Depuis mon départ de Cap Cod, j’ai cette IMAGE devant les yeux, comme un écran entre moi et la réalité.
Je suis dedans, entre les maisons, et puis soudain, de plus en plus, le RIVAGE s’éloigne, la terre ne forme bientôt plus qu’une bande brumeuse.
Maintenant je suis vivant, et l’image reste toujours là devant mes yeux.
Cette question de la vocation, depuis le début de l’histoire, est un DILEMME.
Il avait fallu une RENCONTRE, notre rencontre, lui avec sa tignasse brune en bataille, sa chemise trouée au coude et l’odeur de térébenthine qu’il trimballait partout comme un halo.
De sa MAISON isolée, à la pointe, je vois tourner le phare de White Island, lumière du bonheur et maléfice de nos (trop) fréquentes disputes.
Ici, dans la maison de la pointe, à Cap Cod, chez lui, je n’ai plus aucun REPERE, et j’aime ça.
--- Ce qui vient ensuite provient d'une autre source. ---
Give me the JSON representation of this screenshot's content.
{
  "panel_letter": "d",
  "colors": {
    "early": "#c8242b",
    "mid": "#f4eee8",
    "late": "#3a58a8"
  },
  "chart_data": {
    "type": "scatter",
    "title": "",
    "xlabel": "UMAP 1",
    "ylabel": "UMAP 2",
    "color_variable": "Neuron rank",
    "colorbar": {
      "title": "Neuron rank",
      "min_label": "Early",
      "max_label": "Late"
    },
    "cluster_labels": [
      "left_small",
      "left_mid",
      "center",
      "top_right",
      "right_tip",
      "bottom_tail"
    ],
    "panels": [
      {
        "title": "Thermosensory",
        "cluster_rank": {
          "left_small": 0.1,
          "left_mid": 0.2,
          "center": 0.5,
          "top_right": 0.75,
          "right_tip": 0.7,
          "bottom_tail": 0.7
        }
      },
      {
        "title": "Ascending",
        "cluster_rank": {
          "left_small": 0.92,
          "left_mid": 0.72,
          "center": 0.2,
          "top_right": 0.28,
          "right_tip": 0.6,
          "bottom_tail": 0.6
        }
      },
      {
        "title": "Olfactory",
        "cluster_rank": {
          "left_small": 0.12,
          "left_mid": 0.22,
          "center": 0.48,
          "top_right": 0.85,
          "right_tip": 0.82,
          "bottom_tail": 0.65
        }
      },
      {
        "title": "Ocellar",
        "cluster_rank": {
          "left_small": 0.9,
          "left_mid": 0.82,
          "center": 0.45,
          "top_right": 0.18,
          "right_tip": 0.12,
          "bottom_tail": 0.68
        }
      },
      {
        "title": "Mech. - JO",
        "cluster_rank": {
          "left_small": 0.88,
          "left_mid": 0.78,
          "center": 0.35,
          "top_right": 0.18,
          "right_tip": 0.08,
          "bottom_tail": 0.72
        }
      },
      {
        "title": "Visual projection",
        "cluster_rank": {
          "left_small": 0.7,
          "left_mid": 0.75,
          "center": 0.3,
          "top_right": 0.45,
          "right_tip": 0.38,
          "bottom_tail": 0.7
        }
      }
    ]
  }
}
On vit comme ça, entre fusion et déchirures, chacun ses pinceaux et ses couleurs qu’on ne mélange jamais, on vit comme ça plusieurs saisons, jusqu’à l’INCENDIE.
Là, il faut PARTIR.
Se demander ce qui nous RELIE.
Je MARCHE longtemps, de long en large devant les débris de la maison encore fumants puis bientôt refroidis.
Ca sent le DEPART.
Il faut traverser la LANDE désolée, me résoudre à rejoindre une ville, des gens peut-être, à prendre un autre chemin que le sien.
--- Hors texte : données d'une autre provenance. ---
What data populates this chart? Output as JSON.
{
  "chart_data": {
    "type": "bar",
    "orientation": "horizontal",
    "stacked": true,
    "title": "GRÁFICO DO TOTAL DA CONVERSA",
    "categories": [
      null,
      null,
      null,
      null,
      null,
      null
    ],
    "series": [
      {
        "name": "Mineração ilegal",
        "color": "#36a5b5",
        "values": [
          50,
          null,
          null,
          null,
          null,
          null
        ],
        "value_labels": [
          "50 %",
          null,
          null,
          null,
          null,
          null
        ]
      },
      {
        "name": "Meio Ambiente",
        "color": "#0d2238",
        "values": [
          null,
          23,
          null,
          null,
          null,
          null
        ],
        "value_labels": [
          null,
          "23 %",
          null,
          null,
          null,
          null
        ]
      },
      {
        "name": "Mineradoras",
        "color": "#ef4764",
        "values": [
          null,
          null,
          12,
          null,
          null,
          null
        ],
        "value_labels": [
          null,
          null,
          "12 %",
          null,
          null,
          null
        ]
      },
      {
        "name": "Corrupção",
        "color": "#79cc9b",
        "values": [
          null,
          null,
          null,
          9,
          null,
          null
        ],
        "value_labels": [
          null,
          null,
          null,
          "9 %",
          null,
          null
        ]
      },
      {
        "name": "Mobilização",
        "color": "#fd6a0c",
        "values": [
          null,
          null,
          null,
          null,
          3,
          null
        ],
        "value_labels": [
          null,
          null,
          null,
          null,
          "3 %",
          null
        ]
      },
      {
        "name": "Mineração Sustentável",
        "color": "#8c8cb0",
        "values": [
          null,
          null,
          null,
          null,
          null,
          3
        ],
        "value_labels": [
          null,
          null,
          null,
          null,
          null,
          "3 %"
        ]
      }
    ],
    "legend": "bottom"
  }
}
Je garde en moi une impression, la sensation de la VISITE d’un ange.
Cap Cod reste la maison bleue, l’ATELIER des jours heureux.
MODIGLIANI, sa tignasse brune, sa chemise trouée au coude, son élégance dans le geste…
C’est pas moi qui ai balancé l’allumette vers la bouteille d’ESSENCE de térébenthine.
Mais le FEU prend vite, je saute par la FENETRE.
Mon AMOUR est déjà mort.
Plus loin, un TRAIN, je suis dedans.
J’ai sous le bras sa dernière TOILE, à jamais inachevée.
Je ne connais pas ce MODELE, un jeune homme brun que je n’ai croisé qu’une seule fois dans l’escalier de l’atelier.
Ma VIE s’écroule à mes pieds comme du verre brisé.
De l’ESCALIER je regarde vers le large.
Dans le LOINTAIN sûrement, le salut.
Une nouvelle vie en NORVEGE.
Ma BARQUE ne peut pas couler, l’incendie a déjà tout ravagé.
Il ne me reste que les MOTS.
Bientôt quelqu’un appuiera sur la SONNETTE.
A nouveau un AMI entrera dans l’atelier.

Dix ans depuis l’incendie.
Dans la maison bleue que j’ai achetée sur une petite île de l’archipel de Stockholm, le tableau de Modigliani inachevé à jamais me tient compagnie.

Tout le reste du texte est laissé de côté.